“What happens when an already good musician decides to broaden his horizons by learning more about the roots of the banjo and learns some tunes and songs from Gambia in the process? A CD as interesting and enjoyable as this one. (And how did he ever get Roz Chast of the New Yorker to draw the cover?)
Chuck Levy has played banjo and fiddle for many years. When you have played a while, you can find yourself, as you get deeper and deeper into the music, playing more and more rests, and fewer and fewer notes until you‘ve got the tune down to some Platonic essence. Levy does this with familiar old-time tunes such as “Rock the Cradle, Joe”, “Cindy” and “Chinese Breakdown”. A particular gem was “Sandy Boys,” which in my mind is a tune that is overdone and over-recorded. Not here. It is a beautiful fiddle-banjo duet. (Dave Forbes plays clear, precise fiddle on all the fiddle-banjo duets.) What’s more, Levy is playing a six-string banjo with a low A string, so that without going above the fifth fret, he can play the full tune in two octaves, going low when the fiddle goes low, and high when the fiddle is high.
On his website (www.banjourneys.com) and his interview with Bela Fleck in the last issue of the OTH (Volume 12, Number 5), Levy discusses his interest in the African roots of the banjo, his trips to Gambia, and his development of a Western version of the akonting, “banjonting” – a three string instrument of levy’s own devising. OTH readers who own the Bob Carlin/Cheick Hamala Diabate collaboration From Mali to America (reviewed in Volume 11, Number 2 may be surprised how different Levy’s African songs and tunes sound: They are sung as well as played, they use a Western-sounding diatonic scale instead of microtones, and seem rhythmically more regular. On reflection, why should this be surprising? Mali and Gambia are at least 200 miles apart. Think of the differences between Georgia and Kentucky fiddling in the 1920’s. “African akonting music” is no more a monolith than “American banjo music”.
There are four songs form Gambia on Banjourneys, each one played on the banjonting with Mike Eberle doubling on fiddle while Levy sings and plays. Each one sounds as if it has a “simple” melody with repeated words. Making it sound easy is something that good musicians know how to do; a construction project seldom looks complex once the scaffolding has been taken down.
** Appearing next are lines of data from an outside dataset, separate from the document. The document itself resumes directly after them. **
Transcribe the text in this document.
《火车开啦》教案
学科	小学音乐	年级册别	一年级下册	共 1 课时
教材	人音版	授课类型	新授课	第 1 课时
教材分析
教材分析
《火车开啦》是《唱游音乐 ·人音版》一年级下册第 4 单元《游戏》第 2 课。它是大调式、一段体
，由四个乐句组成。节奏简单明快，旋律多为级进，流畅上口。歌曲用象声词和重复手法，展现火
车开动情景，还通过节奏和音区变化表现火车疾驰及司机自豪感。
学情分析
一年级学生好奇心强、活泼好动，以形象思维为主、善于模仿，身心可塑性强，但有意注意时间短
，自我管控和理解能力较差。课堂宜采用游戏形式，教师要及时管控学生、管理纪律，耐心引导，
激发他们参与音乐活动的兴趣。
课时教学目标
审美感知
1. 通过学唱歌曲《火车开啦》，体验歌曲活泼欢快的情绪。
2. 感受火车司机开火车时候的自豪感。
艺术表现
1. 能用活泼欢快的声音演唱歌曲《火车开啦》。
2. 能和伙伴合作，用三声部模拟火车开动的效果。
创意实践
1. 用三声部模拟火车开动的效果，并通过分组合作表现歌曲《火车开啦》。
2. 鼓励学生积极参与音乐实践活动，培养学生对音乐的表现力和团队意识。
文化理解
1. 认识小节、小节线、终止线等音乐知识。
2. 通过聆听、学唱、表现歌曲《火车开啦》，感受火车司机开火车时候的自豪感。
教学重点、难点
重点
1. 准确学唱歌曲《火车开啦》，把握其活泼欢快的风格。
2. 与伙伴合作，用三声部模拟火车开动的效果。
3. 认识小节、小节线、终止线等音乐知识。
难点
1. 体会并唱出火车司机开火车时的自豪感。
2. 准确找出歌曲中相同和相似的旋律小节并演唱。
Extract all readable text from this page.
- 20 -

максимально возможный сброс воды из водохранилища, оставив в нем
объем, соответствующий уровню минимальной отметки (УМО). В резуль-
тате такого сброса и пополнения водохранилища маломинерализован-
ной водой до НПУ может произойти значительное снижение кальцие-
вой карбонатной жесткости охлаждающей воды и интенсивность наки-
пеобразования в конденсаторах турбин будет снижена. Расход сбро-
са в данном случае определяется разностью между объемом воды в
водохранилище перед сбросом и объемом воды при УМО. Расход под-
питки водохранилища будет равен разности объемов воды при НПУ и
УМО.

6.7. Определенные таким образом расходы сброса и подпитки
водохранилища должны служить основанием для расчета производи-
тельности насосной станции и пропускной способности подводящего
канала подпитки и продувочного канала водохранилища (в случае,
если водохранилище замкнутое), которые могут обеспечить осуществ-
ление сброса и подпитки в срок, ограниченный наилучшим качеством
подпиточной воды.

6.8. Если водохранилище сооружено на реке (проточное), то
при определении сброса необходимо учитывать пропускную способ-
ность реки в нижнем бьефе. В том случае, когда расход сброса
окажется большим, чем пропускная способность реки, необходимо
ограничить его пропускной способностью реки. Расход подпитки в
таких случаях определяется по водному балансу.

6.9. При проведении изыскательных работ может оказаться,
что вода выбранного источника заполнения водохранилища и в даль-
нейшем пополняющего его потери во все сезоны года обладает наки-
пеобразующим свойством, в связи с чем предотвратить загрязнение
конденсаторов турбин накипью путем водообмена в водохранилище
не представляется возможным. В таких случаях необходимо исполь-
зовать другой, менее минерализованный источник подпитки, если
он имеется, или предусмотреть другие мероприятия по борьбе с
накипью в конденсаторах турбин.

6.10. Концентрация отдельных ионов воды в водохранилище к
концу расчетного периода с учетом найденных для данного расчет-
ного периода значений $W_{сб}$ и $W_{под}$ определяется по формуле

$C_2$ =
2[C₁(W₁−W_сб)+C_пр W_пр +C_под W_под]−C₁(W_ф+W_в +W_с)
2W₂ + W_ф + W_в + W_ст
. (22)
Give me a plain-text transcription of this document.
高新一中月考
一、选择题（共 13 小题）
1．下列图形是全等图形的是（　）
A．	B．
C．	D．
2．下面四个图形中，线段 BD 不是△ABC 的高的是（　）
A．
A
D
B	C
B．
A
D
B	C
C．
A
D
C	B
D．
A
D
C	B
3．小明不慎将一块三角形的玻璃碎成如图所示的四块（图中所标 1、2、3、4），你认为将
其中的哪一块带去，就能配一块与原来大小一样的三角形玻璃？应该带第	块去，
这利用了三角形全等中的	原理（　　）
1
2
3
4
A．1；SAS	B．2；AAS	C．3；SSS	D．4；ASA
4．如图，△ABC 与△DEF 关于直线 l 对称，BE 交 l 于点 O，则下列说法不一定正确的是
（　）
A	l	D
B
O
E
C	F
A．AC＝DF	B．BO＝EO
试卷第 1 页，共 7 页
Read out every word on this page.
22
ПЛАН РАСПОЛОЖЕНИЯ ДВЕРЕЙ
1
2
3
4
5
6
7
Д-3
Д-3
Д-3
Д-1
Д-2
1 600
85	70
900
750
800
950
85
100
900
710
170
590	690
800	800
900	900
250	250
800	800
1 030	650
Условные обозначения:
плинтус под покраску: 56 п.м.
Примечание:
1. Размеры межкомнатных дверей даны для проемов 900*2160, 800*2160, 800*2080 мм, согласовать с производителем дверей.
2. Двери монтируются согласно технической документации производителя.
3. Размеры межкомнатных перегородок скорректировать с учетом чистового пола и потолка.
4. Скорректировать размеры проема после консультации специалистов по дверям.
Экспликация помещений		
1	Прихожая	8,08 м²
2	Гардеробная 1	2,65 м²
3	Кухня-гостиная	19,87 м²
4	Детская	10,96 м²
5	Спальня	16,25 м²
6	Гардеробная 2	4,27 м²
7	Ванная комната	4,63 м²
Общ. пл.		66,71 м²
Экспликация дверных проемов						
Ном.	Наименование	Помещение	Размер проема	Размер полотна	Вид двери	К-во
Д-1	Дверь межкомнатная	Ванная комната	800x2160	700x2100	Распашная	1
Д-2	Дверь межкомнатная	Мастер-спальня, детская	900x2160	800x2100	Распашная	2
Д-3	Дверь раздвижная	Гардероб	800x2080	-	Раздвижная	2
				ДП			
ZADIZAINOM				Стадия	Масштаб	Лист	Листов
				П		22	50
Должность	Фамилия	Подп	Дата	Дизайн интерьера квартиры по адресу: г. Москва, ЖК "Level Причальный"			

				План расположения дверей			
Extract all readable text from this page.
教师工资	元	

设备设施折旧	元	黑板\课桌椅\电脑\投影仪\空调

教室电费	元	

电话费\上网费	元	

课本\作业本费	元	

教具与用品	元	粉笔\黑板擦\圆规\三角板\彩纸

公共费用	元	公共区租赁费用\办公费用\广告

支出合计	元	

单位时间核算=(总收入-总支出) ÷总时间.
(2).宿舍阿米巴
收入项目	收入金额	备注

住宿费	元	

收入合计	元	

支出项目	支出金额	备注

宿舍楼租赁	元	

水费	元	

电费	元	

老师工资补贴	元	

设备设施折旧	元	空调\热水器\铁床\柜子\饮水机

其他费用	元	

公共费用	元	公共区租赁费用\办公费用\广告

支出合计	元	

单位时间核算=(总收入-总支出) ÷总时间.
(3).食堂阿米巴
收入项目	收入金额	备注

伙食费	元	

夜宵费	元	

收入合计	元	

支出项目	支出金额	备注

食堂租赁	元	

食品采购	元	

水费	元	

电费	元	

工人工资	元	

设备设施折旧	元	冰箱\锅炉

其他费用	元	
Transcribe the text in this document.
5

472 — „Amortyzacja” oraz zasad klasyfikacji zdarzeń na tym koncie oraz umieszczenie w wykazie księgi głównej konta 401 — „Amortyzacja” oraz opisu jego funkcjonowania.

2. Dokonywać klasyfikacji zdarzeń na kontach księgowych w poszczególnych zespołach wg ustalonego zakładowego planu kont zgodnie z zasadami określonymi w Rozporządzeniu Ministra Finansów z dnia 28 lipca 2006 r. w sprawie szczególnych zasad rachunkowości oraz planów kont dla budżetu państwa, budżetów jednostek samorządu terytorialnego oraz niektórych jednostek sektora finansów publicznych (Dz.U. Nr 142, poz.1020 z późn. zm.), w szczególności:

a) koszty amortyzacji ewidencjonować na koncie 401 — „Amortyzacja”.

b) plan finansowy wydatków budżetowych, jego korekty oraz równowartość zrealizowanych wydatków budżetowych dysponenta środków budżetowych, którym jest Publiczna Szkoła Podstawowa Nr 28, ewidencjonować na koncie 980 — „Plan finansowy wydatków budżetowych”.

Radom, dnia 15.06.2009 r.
Levy is also fascinated with the low tones of the cello-banjo—as in “Doctor Levy’s Walk-Around,” an original minstrel-style tune, and the “Walk Into the Parlor” medley also done in the style of the 1850’s. he extends his fascination with the bass notes by playing a six-string banjo with an added low bass string, allowing the melody notes to be played an octave below the banjo’s normal range. (This has already been mentioned while praising “Sandy Boys” above.) In fact, the only cut on this CD done with a “standard” five-string banjo is Ola Belle Reed’s “Boat’s Up the River”. Two nice fiddle tunes, both done with two fiddles with Mike Eberle, and a cover of the Rolling Stones’ “No Expectations” round out this CD.
I think this CD is an opportunity to follow some of the roads taken by a fine traditional musician (in several widely different traditions) who has found his own balance between honoring tradition and creating new music. Many of these roads I would never have found myself, and I am glad Levy showed them to me.”